It is known in the art to determine the condition of the wellbore with regard to removal of drill cuttings (“hole cleaning”) by torque and drag plots. There are modeling programs known in the art that may be used to calculate an expected torque to be applied to the drill string and an amount of axial force consumed by friction between the wellbore wall and the drill string in view of drill string configuration and properties of the mud. The expected torque and drag may be compared to the measured torque and drag to determine if the cuttings are being completely removed, it being presumed that increases in either torque and/or drag values are indicative of incomplete hole cleaning. As a matter of ordinary practice this is done infrequently and is done more often in well planning and not during actual wellbore drilling operations. If torque and drag plots are used for operational analysis, they are typically performed manually.

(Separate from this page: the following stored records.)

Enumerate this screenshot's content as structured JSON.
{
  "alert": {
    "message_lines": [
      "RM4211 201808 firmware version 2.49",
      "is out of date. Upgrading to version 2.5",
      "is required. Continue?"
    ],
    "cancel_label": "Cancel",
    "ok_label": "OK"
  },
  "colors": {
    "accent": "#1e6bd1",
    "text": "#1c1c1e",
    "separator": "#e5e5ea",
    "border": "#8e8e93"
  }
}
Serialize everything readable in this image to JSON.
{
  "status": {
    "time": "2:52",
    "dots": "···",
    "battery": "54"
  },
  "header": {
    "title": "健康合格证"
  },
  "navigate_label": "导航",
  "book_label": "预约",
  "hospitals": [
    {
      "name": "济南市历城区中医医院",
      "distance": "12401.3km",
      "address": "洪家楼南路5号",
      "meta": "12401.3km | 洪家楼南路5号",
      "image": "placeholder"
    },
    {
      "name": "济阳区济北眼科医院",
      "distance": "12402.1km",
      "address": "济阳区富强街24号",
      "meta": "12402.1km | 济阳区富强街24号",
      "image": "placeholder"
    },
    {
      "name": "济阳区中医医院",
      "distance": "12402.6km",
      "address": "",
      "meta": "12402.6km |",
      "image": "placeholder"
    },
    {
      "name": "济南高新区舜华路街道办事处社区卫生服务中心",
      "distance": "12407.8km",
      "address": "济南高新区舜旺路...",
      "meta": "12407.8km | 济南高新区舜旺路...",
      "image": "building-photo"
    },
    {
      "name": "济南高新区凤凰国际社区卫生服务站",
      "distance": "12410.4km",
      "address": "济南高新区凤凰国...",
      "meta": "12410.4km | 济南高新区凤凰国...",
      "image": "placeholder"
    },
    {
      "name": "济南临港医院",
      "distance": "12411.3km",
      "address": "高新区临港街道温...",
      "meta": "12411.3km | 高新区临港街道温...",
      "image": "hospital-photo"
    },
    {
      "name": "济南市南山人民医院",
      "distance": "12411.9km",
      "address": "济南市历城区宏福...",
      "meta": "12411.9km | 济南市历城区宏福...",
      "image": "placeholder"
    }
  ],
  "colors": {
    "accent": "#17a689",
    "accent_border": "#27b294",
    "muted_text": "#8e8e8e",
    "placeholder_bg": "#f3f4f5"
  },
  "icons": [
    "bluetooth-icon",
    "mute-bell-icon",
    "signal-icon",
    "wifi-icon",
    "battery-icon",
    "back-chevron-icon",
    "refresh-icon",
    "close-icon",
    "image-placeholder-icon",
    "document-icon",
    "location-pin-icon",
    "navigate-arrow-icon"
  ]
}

The same type of analysis is known in the art to be performed for stand-pipe pressure (the pressure of the mud at the point at which it enters the drill string) and ECD (equivalent circulating density), that is, expected values modeled prior to or during drilling operations are compared to measured values. All of the analysis systems known in the art review individual symptoms of incomplete hole cleaning in isolation and do not provide the wellbore operator with an integrated analysis of all factors related to hole cleaning that may be indicative of increased risk of the drill string becoming stuck in the wellbore.
There are also programs known in the art that measure certain parameters and calculate a risk of differential sticking (i.e., the drill string becoming stuck by wiping through the filter cake in a formation with substantially lower fluid pressure than the hydrostatic pressure in the wellbore). Such programs are manually operated and may be difficult for the drilling unit operator to observe increased stuck pipe risk until it is too late.
A method for monitoring condition of a wellbore includes initializing a value of at least one parameter having a relationship to likelihood of a drill string becoming stuck in a wellbore (the HCF). During drilling operations, at least one drilling parameter having a determinable relationship to the HCF is measured. In a computer, the value of the HCF is recalculated based on the at least one measured parameter. The initial value of the HCF and the recalculated values of the HCF are displayed to a user.
Other aspects and advantages will be apparent from the description and claims that follow.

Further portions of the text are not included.